36. A method of making an applicator (10), such as an applicator in accordance with one or more of the preceding claims 1 to 35, the applicator comprising an applicator head (12) and an elongate body (16) part as a carrier, wherein the applicator head (12) comprises bristles (26; 107) made from a different material than the elongate body part, wherein the bristles extend out of the elongate body part in the application tip through channels, the method comprising the steps of providing the elongate body part having the channels and introducing a melt of material of the bristles with a sufficiently high mold pressure as to shoot-through the elongate body part in a vicinity of the free cross-section of the channels thereby displacing carrier material, with the melt subsequently filling the channels, wherein the carrier body acts as a pressure holding barrier during injection molding of the melt up to a point in time at which penetration of the melt through the carrier body begins with the melt subsequently penetrating explosively into the channels to form the monofilament bristles and evenly displace carrier material around a foot of the bristles to fix the carrier body to the monofilaments.

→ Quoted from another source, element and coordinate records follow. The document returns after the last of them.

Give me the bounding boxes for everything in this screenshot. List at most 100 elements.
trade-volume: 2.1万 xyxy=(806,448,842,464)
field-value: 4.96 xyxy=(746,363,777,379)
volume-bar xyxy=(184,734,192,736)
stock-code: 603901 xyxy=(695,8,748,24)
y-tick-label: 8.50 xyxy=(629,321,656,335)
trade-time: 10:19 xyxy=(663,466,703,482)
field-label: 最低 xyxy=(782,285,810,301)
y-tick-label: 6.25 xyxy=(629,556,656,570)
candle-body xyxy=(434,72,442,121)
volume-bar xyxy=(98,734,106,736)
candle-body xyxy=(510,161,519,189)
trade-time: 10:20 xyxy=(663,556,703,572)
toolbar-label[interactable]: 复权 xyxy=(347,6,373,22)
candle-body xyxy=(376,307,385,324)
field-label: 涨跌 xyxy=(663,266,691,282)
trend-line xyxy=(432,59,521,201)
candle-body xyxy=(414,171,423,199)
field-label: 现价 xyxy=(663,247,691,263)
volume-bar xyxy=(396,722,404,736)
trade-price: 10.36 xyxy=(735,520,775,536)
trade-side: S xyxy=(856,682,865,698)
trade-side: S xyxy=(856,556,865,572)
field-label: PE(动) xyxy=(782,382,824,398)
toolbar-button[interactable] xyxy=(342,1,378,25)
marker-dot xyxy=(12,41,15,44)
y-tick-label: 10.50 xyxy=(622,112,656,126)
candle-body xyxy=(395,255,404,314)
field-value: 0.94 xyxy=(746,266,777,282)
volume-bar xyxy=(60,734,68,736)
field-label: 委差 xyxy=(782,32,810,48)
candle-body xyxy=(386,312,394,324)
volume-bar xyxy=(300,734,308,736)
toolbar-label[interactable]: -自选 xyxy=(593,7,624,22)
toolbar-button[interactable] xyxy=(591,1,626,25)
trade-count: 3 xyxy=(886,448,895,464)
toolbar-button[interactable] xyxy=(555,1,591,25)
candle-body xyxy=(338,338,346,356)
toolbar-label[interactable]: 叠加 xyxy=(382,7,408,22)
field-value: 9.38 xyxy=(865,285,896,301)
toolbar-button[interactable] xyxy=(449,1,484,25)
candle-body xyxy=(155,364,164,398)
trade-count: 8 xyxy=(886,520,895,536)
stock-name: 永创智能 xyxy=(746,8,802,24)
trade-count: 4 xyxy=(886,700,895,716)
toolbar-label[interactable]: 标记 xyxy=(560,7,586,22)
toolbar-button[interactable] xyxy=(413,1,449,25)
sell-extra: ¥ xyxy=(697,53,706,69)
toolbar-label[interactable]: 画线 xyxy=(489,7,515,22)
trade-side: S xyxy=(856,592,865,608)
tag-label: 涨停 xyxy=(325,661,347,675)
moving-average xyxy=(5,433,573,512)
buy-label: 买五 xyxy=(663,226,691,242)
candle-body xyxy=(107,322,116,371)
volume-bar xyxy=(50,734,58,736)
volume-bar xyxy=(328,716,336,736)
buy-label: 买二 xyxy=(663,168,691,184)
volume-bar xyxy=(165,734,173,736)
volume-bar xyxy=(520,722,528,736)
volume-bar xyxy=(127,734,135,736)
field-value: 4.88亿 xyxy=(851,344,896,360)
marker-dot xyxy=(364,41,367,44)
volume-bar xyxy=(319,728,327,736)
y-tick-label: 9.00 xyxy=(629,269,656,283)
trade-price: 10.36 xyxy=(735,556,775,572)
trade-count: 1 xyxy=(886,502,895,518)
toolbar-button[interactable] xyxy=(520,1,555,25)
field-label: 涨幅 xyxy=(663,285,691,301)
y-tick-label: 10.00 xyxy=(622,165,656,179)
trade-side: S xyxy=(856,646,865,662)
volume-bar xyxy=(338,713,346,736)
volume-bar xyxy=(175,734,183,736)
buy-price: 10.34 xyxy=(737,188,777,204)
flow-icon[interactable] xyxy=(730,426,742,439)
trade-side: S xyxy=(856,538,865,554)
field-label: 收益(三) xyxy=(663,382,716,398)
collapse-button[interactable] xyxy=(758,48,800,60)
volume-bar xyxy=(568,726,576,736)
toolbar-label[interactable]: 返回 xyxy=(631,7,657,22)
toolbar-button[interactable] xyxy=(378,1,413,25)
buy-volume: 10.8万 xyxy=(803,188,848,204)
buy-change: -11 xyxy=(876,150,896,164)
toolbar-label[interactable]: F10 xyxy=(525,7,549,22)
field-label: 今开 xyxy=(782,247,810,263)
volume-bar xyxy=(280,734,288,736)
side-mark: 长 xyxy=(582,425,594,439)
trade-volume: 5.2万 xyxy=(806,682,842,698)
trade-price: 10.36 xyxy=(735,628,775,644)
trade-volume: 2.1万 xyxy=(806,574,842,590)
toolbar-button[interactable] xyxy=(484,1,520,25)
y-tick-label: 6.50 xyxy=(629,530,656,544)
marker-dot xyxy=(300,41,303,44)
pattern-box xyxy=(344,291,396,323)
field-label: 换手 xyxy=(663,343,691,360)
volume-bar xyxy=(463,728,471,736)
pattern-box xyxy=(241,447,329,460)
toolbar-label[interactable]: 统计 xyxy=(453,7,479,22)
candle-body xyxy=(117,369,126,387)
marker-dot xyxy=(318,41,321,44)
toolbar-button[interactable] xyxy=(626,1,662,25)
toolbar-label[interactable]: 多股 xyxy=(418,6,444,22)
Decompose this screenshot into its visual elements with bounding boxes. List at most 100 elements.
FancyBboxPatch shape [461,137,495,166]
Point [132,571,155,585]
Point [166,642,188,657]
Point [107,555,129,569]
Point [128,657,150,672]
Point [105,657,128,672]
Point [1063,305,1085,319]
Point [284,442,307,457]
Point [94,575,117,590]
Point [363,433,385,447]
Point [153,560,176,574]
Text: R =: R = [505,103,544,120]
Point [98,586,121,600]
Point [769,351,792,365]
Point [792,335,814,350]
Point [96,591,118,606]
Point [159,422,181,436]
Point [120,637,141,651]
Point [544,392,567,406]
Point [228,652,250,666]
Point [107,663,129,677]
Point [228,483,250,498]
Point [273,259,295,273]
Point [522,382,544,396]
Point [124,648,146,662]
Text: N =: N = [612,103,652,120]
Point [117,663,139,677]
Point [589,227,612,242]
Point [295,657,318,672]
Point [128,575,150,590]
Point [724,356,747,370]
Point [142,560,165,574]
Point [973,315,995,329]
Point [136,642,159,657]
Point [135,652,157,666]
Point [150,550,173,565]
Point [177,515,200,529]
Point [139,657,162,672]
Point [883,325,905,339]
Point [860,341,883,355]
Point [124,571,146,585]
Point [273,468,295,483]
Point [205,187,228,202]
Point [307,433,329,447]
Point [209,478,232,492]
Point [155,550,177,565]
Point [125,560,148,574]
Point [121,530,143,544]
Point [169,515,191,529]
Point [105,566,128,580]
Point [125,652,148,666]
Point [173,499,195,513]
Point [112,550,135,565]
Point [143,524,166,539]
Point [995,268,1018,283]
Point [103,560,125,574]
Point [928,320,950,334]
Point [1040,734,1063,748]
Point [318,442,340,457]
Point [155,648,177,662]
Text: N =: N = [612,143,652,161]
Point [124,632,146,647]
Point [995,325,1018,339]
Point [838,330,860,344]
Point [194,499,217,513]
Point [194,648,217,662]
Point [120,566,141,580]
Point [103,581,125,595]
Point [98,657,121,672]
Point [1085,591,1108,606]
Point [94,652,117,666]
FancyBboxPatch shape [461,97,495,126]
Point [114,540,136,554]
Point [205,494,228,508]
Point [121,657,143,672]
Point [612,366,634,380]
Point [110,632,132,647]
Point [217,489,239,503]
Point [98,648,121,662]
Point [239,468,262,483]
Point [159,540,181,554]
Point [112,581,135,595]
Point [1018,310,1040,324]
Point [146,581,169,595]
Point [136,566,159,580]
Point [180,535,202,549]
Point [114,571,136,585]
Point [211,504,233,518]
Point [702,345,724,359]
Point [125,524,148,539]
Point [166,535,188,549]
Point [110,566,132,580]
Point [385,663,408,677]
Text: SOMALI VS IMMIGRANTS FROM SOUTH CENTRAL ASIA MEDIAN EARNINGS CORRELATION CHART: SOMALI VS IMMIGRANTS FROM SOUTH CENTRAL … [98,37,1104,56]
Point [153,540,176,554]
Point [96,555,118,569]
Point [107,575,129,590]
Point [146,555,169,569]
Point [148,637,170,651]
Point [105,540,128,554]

37. The method of claim 36 , wherein the step of providing the bristles at the elongate body part comprises forming the applicator head at the elongate body part.

38. The method of claim 36 or claim 37, the method further comprising the step of injecting a material of the application tip through the elongate body part.

39. The method of one of claims 36 to 38, wherein the application tip is formed by from plastic melt by injection molding in bristle forming channels.